Damit nimmt er den Vorschlag des ÖVP-nahen Gemeindebunds auf: Gemeindefunktionäre, die in der Regel deutlich schlechter bezahlt werden als Bundes- oder Landespolitiker, sollen eine volle Inflationsabgeltung von 2,8 Prozent erhalten. Besser verdienende Politiker sollten dagegen nur 1,8 Prozent mehr Gehalt bekommen. Sowohl Faymann als auch Spindelegger könnten sich eine solche Regelung vorstellen – das zu entscheiden sei aber Sache der Bundesländer.

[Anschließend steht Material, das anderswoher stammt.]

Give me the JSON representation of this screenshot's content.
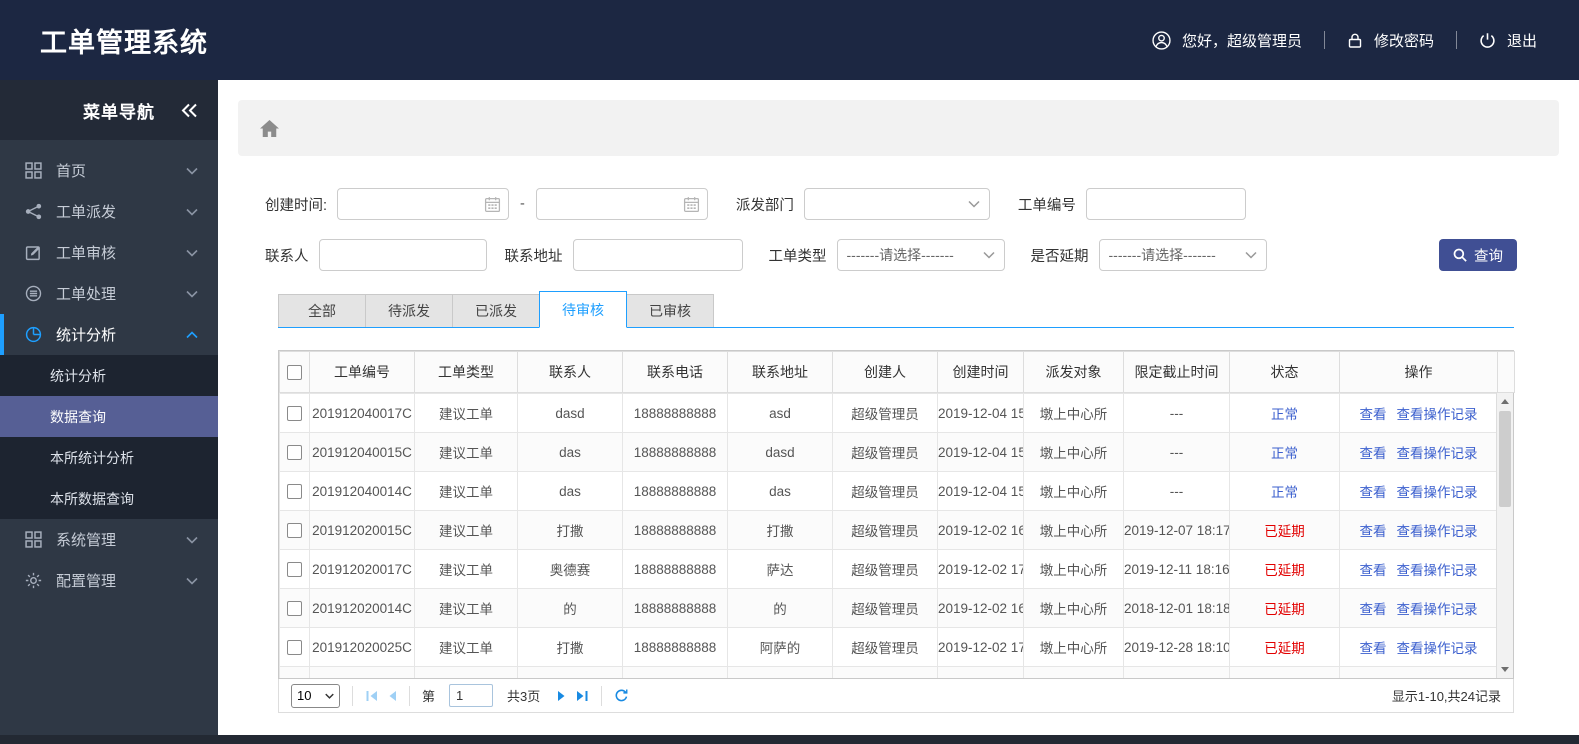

Doch nicht jeder in der SPÖ kann damit etwas anfangen: Wiens Bürgermeister Michael Häupl forderte am Dienstag eine weitere Nulllohnrunde. „Ich halte es für keine gute Idee, dass man in Zeiten, in denen Bundes-, Landes- und Kommunalbediensteten eine Nulllohnrunde verordnet wird, bei Politikern keine macht“, meint er. „Eine gewisse Solidarität sollte hier da sein.“ Eine Ausnahme könne man bei den „kleinen Bürgermeistern“ machen.

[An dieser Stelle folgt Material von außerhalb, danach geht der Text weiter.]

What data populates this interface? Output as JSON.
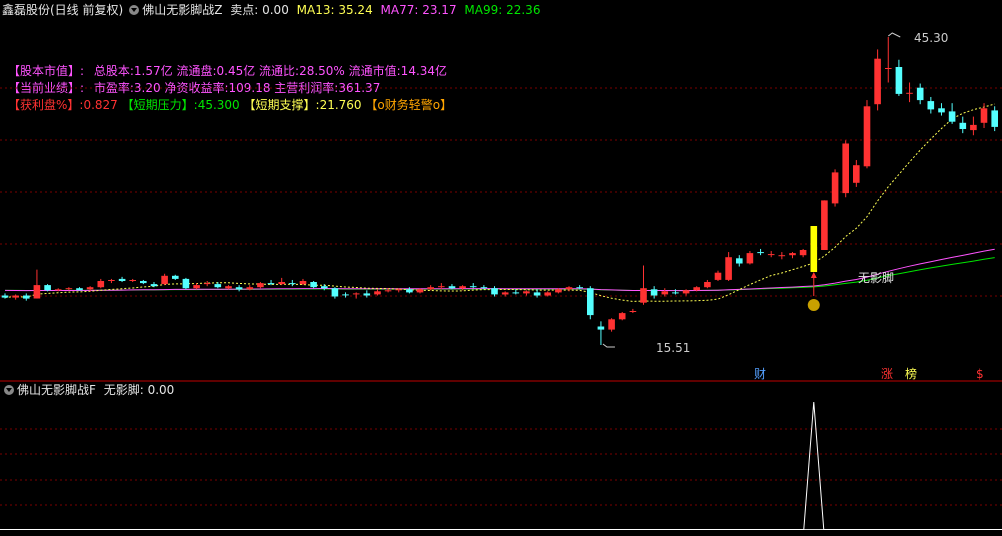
{
  "header": {
    "stock": "鑫磊股份(日线 前复权)",
    "indicator": "佛山无影脚战Z",
    "sell_label": "卖点: 0.00",
    "ma13": "MA13: 35.24",
    "ma77": "MA77: 23.17",
    "ma99": "MA99: 22.36"
  },
  "info": {
    "line1_key": "【股本市值】:",
    "line1_val": "总股本:1.57亿 流通盘:0.45亿 流通比:28.50% 流通市值:14.34亿",
    "line2_key": "【当前业绩】:",
    "line2_val": "市盈率:3.20 净资收益率:109.18 主营利润率:361.37",
    "profit_key": "【获利盘%】",
    "profit_val": ":0.827",
    "pressure_key": "【短期压力】",
    "pressure_val": ":45.300",
    "support_key": "【短期支撑】",
    "support_val": ":21.760",
    "warning": "【o财务轻警o】"
  },
  "annotations": {
    "high": "45.30",
    "low": "15.51",
    "signal": "无影脚"
  },
  "event_markers": [
    "财",
    "涨",
    "榜",
    "$"
  ],
  "sub_panel": {
    "title": "佛山无影脚战F",
    "value_label": "无影脚: 0.00"
  },
  "colors": {
    "up": "#ff3232",
    "down": "#54ffff",
    "ma13": "#ffff54",
    "ma77": "#ff54ff",
    "ma99": "#00e600",
    "signal_bar": "#ffff00",
    "grid": "#7a0000"
  },
  "chart_data": {
    "type": "candlestick",
    "price_range": [
      15.51,
      45.3
    ],
    "candles": [
      [
        20.3,
        20.5,
        20.0,
        20.1
      ],
      [
        20.1,
        20.4,
        19.9,
        20.3
      ],
      [
        20.3,
        20.5,
        19.8,
        20.0
      ],
      [
        20.0,
        22.8,
        20.0,
        21.3
      ],
      [
        21.3,
        21.4,
        20.7,
        20.8
      ],
      [
        20.8,
        21.0,
        20.7,
        20.9
      ],
      [
        20.9,
        21.1,
        20.8,
        21.0
      ],
      [
        21.0,
        21.1,
        20.8,
        20.8
      ],
      [
        20.9,
        21.2,
        20.7,
        21.1
      ],
      [
        21.1,
        21.9,
        21.0,
        21.7
      ],
      [
        21.7,
        21.9,
        21.5,
        21.8
      ],
      [
        21.9,
        22.1,
        21.6,
        21.7
      ],
      [
        21.8,
        21.9,
        21.6,
        21.8
      ],
      [
        21.7,
        21.8,
        21.4,
        21.5
      ],
      [
        21.4,
        21.6,
        21.1,
        21.2
      ],
      [
        21.4,
        22.4,
        21.3,
        22.2
      ],
      [
        22.2,
        22.3,
        21.8,
        21.9
      ],
      [
        21.9,
        22.0,
        20.9,
        21.0
      ],
      [
        21.0,
        21.5,
        20.9,
        21.3
      ],
      [
        21.4,
        21.7,
        21.2,
        21.5
      ],
      [
        21.4,
        21.6,
        21.0,
        21.1
      ],
      [
        21.0,
        21.3,
        20.9,
        21.2
      ],
      [
        21.1,
        21.3,
        20.7,
        20.9
      ],
      [
        20.9,
        21.3,
        20.8,
        21.1
      ],
      [
        21.1,
        21.6,
        21.0,
        21.5
      ],
      [
        21.5,
        21.8,
        21.3,
        21.4
      ],
      [
        21.4,
        22.0,
        21.3,
        21.6
      ],
      [
        21.5,
        21.8,
        21.2,
        21.4
      ],
      [
        21.4,
        21.9,
        21.3,
        21.7
      ],
      [
        21.6,
        21.7,
        21.0,
        21.1
      ],
      [
        21.2,
        21.4,
        20.8,
        21.0
      ],
      [
        21.0,
        21.1,
        20.0,
        20.2
      ],
      [
        20.4,
        20.6,
        20.1,
        20.3
      ],
      [
        20.4,
        20.6,
        20.0,
        20.5
      ],
      [
        20.5,
        20.8,
        20.1,
        20.3
      ],
      [
        20.4,
        20.9,
        20.3,
        20.7
      ],
      [
        20.7,
        21.0,
        20.6,
        20.8
      ],
      [
        20.8,
        21.0,
        20.6,
        20.9
      ],
      [
        20.9,
        21.1,
        20.5,
        20.6
      ],
      [
        20.6,
        21.0,
        20.5,
        20.9
      ],
      [
        20.9,
        21.3,
        20.8,
        21.1
      ],
      [
        21.1,
        21.5,
        20.9,
        21.2
      ],
      [
        21.2,
        21.4,
        20.9,
        21.0
      ],
      [
        21.0,
        21.3,
        20.8,
        21.2
      ],
      [
        21.2,
        21.5,
        21.0,
        21.1
      ],
      [
        21.1,
        21.3,
        20.9,
        21.0
      ],
      [
        21.0,
        21.2,
        20.2,
        20.4
      ],
      [
        20.4,
        20.7,
        20.2,
        20.6
      ],
      [
        20.6,
        20.9,
        20.4,
        20.5
      ],
      [
        20.5,
        20.8,
        20.3,
        20.7
      ],
      [
        20.6,
        20.9,
        20.1,
        20.3
      ],
      [
        20.3,
        20.7,
        20.2,
        20.6
      ],
      [
        20.6,
        21.0,
        20.5,
        20.9
      ],
      [
        20.9,
        21.2,
        20.7,
        21.1
      ],
      [
        21.1,
        21.3,
        20.9,
        21.0
      ],
      [
        21.0,
        21.2,
        18.0,
        18.4
      ],
      [
        17.3,
        17.8,
        15.51,
        17.0
      ],
      [
        17.0,
        18.1,
        16.8,
        18.0
      ],
      [
        18.0,
        18.7,
        17.9,
        18.6
      ],
      [
        18.8,
        19.0,
        18.6,
        18.8
      ],
      [
        19.6,
        23.2,
        19.4,
        21.0
      ],
      [
        20.9,
        21.2,
        20.0,
        20.3
      ],
      [
        20.4,
        21.0,
        20.2,
        20.7
      ],
      [
        20.6,
        20.9,
        20.4,
        20.5
      ],
      [
        20.5,
        20.9,
        20.3,
        20.8
      ],
      [
        20.8,
        21.2,
        20.7,
        21.1
      ],
      [
        21.1,
        21.8,
        21.0,
        21.6
      ],
      [
        21.8,
        22.7,
        21.7,
        22.5
      ],
      [
        21.8,
        24.5,
        21.7,
        24.0
      ],
      [
        23.9,
        24.2,
        23.1,
        23.4
      ],
      [
        23.4,
        24.6,
        23.3,
        24.4
      ],
      [
        24.5,
        24.8,
        24.2,
        24.4
      ],
      [
        24.3,
        24.6,
        24.0,
        24.3
      ],
      [
        24.1,
        24.5,
        23.8,
        24.2
      ],
      [
        24.2,
        24.5,
        23.9,
        24.4
      ],
      [
        24.2,
        24.8,
        24.0,
        24.7
      ],
      [
        24.7,
        25.2,
        24.4,
        25.0
      ],
      [
        24.7,
        29.5,
        24.7,
        29.5
      ],
      [
        29.2,
        32.5,
        28.9,
        32.2
      ],
      [
        30.2,
        35.3,
        29.8,
        35.0
      ],
      [
        31.2,
        33.4,
        30.8,
        32.9
      ],
      [
        32.8,
        39.2,
        32.6,
        38.6
      ],
      [
        38.8,
        44.1,
        38.2,
        43.2
      ],
      [
        42.2,
        45.3,
        40.9,
        42.3
      ],
      [
        42.4,
        43.1,
        39.6,
        39.8
      ],
      [
        39.8,
        40.9,
        39.0,
        39.9
      ],
      [
        40.4,
        40.8,
        38.8,
        39.2
      ],
      [
        39.1,
        39.5,
        37.9,
        38.3
      ],
      [
        38.4,
        38.9,
        37.7,
        38.0
      ],
      [
        38.1,
        38.9,
        36.9,
        37.1
      ],
      [
        37.0,
        37.6,
        36.0,
        36.4
      ],
      [
        36.3,
        37.6,
        35.8,
        36.8
      ],
      [
        37.0,
        38.9,
        36.5,
        38.4
      ],
      [
        38.2,
        38.6,
        36.2,
        36.6
      ]
    ]
  }
}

Der Wiener Landtag beschloss wenige Stunden nach den Äußerungen Häupls eine entsprechende Resolution: Der Bund wird ersucht, die angekündigte Erhöhung noch einmal zu „überdenken“. Der Antrag wurde von Rot-Grün eingebracht und bei der Abstimmung von den beiden Regierungsparteien unterstützt – obwohl die Bundes-Grünen gegen eine weitere Nulllohnrunde sind. FPÖ und ÖVP stimmten hingegen nicht zu. Auch in Tirol wurde bereits im Oktober eine Nulllohnrunde für Landespolitiker im Jahr 2013 im Landtag beschlossen.

 

ÖVP: Absetzbarkeit ausweiten

Ganz so einig wie bei den Politikergagen waren sich Faymann und Spindelegger am Dienstag aber in einem anderen Punkt nicht – und zwar bei der Absetzbarkeit der Kinderbetreuungskosten für unter Zehnjährige. Hier gilt es, eine Lösung zu finden, denn die Begünstigungen werden von der Bevölkerung bei Weitem nicht ausgeschöpft: Nach ursprünglicher Planung sollten die steuerliche Absetzbarkeit sowie der Kinderfreibetrag von 220 Euro den Staat jährlich insgesamt rund 340 Millionen Euro kosten. Tatsächlich ausgeschöpft wurden für 2010 aber nur knapp 113 Millionen Euro.

Familienminister Reinhold Mitterlehner (ÖVP) hatte im Ö1-„Morgenjournal“ vorgeschlagen, dass auch die Kosten für Nachmittags- oder Ferienbetreuung von Zehn- bis 14-Jährigen absetzbar sein sollen. Seine Parteikollegen Spindelegger und Finanzministerin Maria Fekter sprachen sich für diesen Vorschlag aus – anders der Koalitionspartner SPÖ: Man habe noch keine Verhandlungen geführt, meinte Faymann am Dienstag. Aber man solle eher in Sachen Familienbeihilfe etwas unternehmen – denn diese komme allen zugute. Außerdem sprach sich der Kanzler für die Förderung von Sachleistungen aus.

 

Schmied „begrüßt“ Lösungen

Auch SPÖ-Frauenministerin Gabriele Heinisch-Hosek fordert eine Umverteilung: Man solle Steuerbegünstigungen radikal kürzen und dafür die Familienbeihilfe kräftig erhöhen. Etwas diplomatischer gab sich am Dienstag hingegen die sozialdemokratische Bildungsministerin Claudia Schmied: Alles, was an Lösungen angeboten werde, sei zu begrüßen.